Others agreed with Hayashi’s predicted timescale. “People might not realise how quickly the science is moving,” said Prof Rod Mitchell, research lead for male fertility preservation in children with cancer at the University of Edinburgh. “It’s now realistic that we will be looking at eggs or sperm generated from immature cells in the testicle or ovary in five or 10 years’ time. I think that is a realistic estimate rather than the standard answer to questions about timescale.”
In the UK, lab-grown cells would be illegal to use in fertility treatment under current laws and the Human Fertilisation and Embryology Authority is already grappling with how the safety of lab grown eggs and sperm could be ensured and what tests would need to be completed before clinical applications could be considered.
“The idea that you can take a cell that was never supposed to be a sperm or an egg and make it into a sperm or an egg is incredible,” said Mitchell. “But it does bring the problem of safety.

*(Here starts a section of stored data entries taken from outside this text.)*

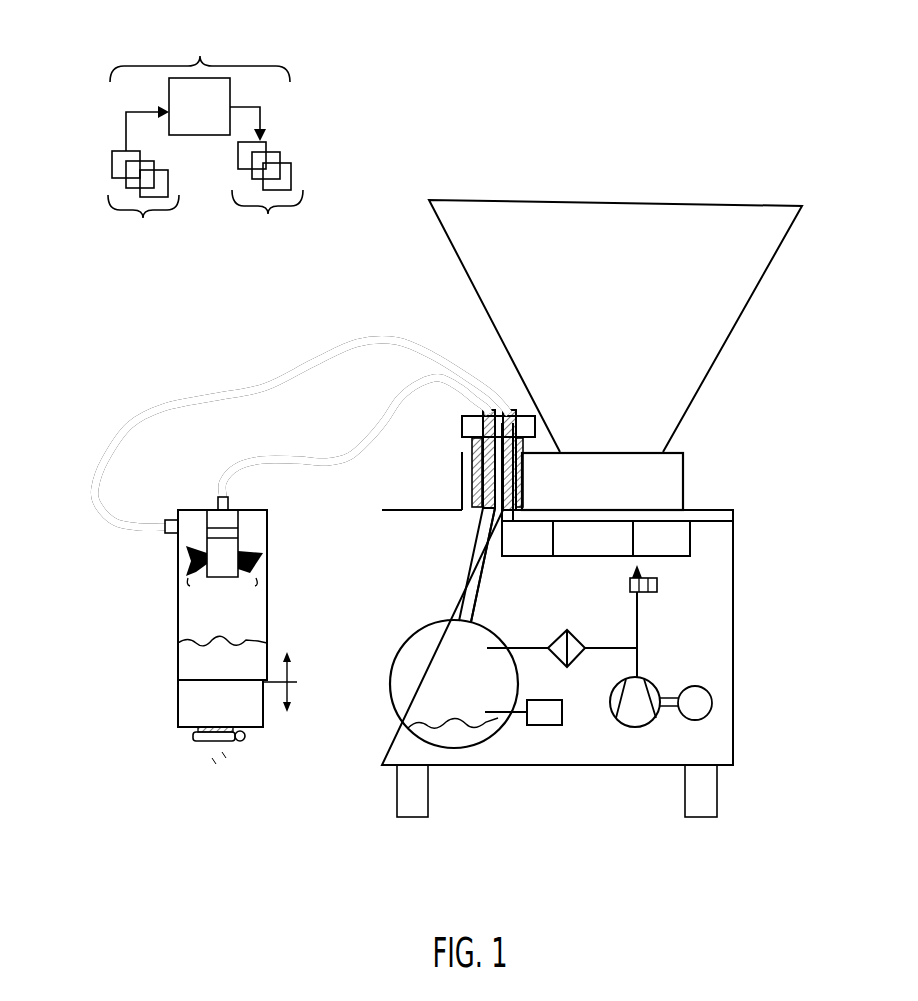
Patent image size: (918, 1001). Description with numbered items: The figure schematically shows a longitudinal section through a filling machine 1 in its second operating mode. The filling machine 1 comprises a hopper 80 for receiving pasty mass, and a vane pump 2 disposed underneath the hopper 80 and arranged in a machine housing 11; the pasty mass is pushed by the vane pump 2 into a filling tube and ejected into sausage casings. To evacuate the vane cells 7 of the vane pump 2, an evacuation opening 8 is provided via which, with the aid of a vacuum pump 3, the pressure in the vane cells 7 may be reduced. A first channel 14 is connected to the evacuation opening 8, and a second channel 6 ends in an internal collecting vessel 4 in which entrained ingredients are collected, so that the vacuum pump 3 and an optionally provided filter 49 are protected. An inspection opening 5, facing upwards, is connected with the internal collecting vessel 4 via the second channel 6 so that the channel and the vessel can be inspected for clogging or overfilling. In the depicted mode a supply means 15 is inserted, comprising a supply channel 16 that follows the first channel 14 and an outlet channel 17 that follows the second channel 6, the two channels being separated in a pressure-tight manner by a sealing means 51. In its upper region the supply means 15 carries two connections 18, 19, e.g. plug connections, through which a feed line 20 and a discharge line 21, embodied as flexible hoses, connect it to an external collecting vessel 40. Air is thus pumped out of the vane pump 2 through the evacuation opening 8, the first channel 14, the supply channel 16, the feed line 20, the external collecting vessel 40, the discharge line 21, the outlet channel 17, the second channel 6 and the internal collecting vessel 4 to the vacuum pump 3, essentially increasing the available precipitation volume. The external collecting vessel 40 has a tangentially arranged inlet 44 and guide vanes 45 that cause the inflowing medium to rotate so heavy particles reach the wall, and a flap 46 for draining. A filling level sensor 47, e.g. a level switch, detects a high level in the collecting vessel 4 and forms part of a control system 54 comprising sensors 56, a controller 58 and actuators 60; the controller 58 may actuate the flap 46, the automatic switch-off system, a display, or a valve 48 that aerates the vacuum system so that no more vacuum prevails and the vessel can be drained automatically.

The filling machine 1 is at (611, 168).
The vane pump 2 is at (684, 526).
The vacuum pump 3 is at (636, 728).
The collecting vessel 4 is at (391, 702).
The inspection opening 5 is at (461, 431).
The second channel 6 is at (461, 508).
The vane cells 7 is at (540, 557).
The evacuation opening 8 is at (507, 543).
The machine housing 11 is at (734, 620).
The first channel 14 is at (524, 507).
The supply means 15 is at (534, 405).
The supply channel 16 is at (524, 462).
The outlet channel 17 is at (471, 464).
The connection 18 is at (516, 404).
The connection 19 is at (481, 414).
The feed line 20 is at (350, 341).
The discharge line 21 is at (330, 467).
The external collecting vessel 40 is at (214, 654).
The tangentially arranged inlet 44 is at (164, 536).
The guide vanes 45 is at (176, 572).
The flap 46 is at (240, 745).
The filling level sensor 47 is at (543, 727).
The valve 48 is at (658, 586).
The filter 49 is at (569, 632).
The sealing means 51 is at (496, 545).
The control system 54 is at (206, 136).
The sensors 56 is at (143, 184).
The controller 58 is at (199, 106).
The actuators 60 is at (267, 184).
The hopper 80 is at (733, 332).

We need to be confident that it’s safe before we could ever use those cells to make a baby.”
There is also a question over how the technology might be applied. A central motivation is to help those with infertility, but Hayashi said he is ambivalent about the technology’s application to allow much older women or same-sex couples to have biological children – in part, due to the potentially greater associated safety risks. However, if society were broadly in favour, he would not oppose such applications, he said.
>whose CEO told the Guardian that growing eggs in the lab “might be the best tool we have to reverse population decline”

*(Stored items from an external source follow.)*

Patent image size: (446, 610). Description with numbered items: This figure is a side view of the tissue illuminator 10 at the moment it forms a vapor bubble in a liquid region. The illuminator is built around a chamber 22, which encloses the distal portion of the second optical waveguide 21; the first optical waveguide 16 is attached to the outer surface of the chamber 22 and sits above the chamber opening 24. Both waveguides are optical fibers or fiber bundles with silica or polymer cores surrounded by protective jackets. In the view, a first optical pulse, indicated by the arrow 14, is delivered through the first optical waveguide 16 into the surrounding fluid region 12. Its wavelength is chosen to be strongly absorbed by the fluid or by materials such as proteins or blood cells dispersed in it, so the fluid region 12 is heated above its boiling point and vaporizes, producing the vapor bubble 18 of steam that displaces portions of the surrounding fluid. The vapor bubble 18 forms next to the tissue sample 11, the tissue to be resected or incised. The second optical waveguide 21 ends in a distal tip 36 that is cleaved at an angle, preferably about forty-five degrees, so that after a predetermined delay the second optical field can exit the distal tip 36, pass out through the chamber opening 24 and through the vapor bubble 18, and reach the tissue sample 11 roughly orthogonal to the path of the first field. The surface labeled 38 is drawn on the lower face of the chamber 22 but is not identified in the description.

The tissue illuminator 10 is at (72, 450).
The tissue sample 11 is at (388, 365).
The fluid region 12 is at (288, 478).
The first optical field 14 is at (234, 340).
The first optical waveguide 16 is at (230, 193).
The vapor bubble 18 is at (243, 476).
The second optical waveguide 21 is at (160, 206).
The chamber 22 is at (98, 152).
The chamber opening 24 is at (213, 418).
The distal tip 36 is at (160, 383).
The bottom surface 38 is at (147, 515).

Aaaaaand we’re only a few years away from megacorps breeding armies of slavedrones.
Artificial humans isn’t a thing we should be doing under any real ethical standards. While I understand the implications for same sex couples or people with reproductive difficulties, this technology is destined for abuse.
Does this mean an option to have your own kids by extracting egg and sperm, and having the fetus become a baby in a lab?
Or is it that regular people are no longer needed to have kids. And these labs will simply grow people using eggs and sperm of their choosing?
So, does anyone else see how AI can actually be birthed into a human body in the next year?
And what might that mean for the AI sentience debate.
Hey so I guess……we approaching the growing „human husks“ for organs phase of dystopia….
Why the f**k did i have to read and see all tbe literature about how all this turns out…..
This is cool, but…
Can we STOP coming up with technologies that will replace the working class while we have insane fascistic oligarchs in charge?! PLEASE?!
For fuck’s sake…
And this going to look after these „slaves “
Assuming its just going to be a speed run to the end game.
We need more children. Not to save humanity. Not to advance our civilization.
Purely because we need modern day slaves to keep the good days rolling. Humanity has hit a dystopian point. This is the cross in the roads.
Do we
A eat the billionaires playing gods
Or
B watch as life is slowly ripped away from us until we are nothing but a vessel for these parasites to shit in
I know which one I’m voting for. But the majority seem to be consenting to the ass reaming.